Vivo en una ciudad del Medio Oeste con todas las perversiones y lacras que hacen que valga la pena. El río Morna divide la mitad más sórdida de la más mezquina. Por lo demás, es como cualquier otro lugar, con escasa actividad sísmica y la ausencia casi completa de dinosaurios.

Hacía diez años me habían despedido de mi último empleo legal. En aquella época empezaba a sospecharlo, pero aún no tenía la certeza de estar equivocado casi por completo y ahora lo recordaba mientras conducía de vuelta a otra casa prestada en un coche que no era mío. La caída fue muy larga, por lo que la recuperación estaba siendo dura, lo único que a veces infundía calma era la ausencia de solución y de futuro. La vulnerabilidad se ceba con crueldad y se presenta muchos días sin avisar tras haber disfrutado de un magnífico desayuno. No importa si has tomado o no zumo de naranja recién exprimido.
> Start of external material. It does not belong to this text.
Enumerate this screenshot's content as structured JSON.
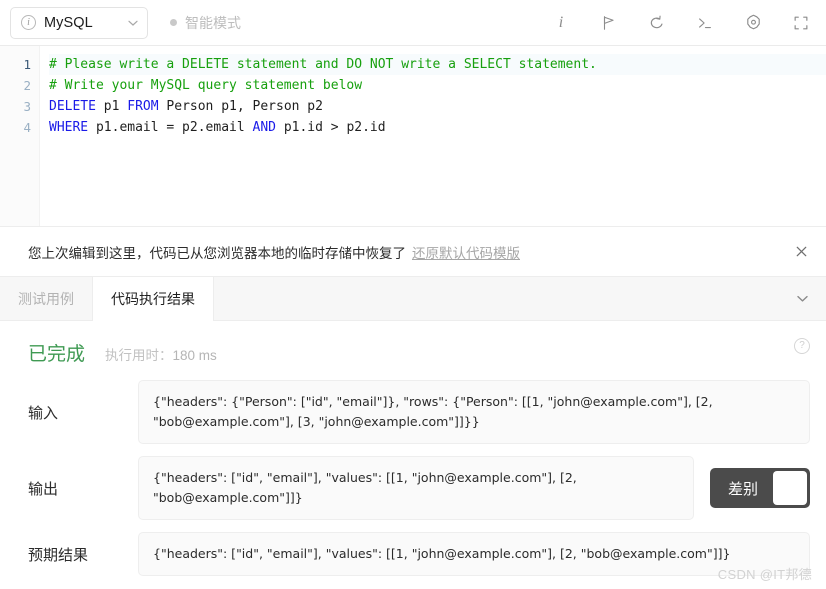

La salida aparece y desaparece en función del flujo de serotonina. Y de las croquetas. Aunque a largo plazo el exceso químico es tan útil para luchar contra la devastación interior como el fuego para apagar el agua hirviendo.

A menudo estos pensamientos se interrumpen con palabras inconexas desembuchadas a modo de queja o desagravio, acaparando miradas condescendientes cuando ocurre en público. También se intenta perder todo por un tiempo, pero la congoja siempre te encuentra. Los pequeños salientes de una pared escarpada se convierten en cómodos colchones donde descansar con un plácida tranquilidad obligada. Localizador impenitente de paraísos minúsculos en los recovecos de la realidad granítica, procuro beberme la amistad sin azúcar ni resentimiento, porque al fin y al cabo, los callos, si son con garbanzos, además de curtir, alegran el espíritu. La brillantez desaprovechada se convierte en artificio, se lleva por delante el esfuerzo constante y termina por derrumbar el andamiaje vital. Solo es posible la felicidad con la verdad fuera del armario, lejos de la naftalina.

Estaba pensando transcribir a papel tales deyecciones cuando me detuve en seco para que unos ojos cruzasen el paso de peatones. Unos de esos ojos cómplices. Sin proponérmelo, me había escapado de todo aquello durante unos segundos. Esta vez tampoco ocurrió nada, pero entonces me acordé de aquella frase de Víctor Hugo: «el amor es un ardiente olvido de todo».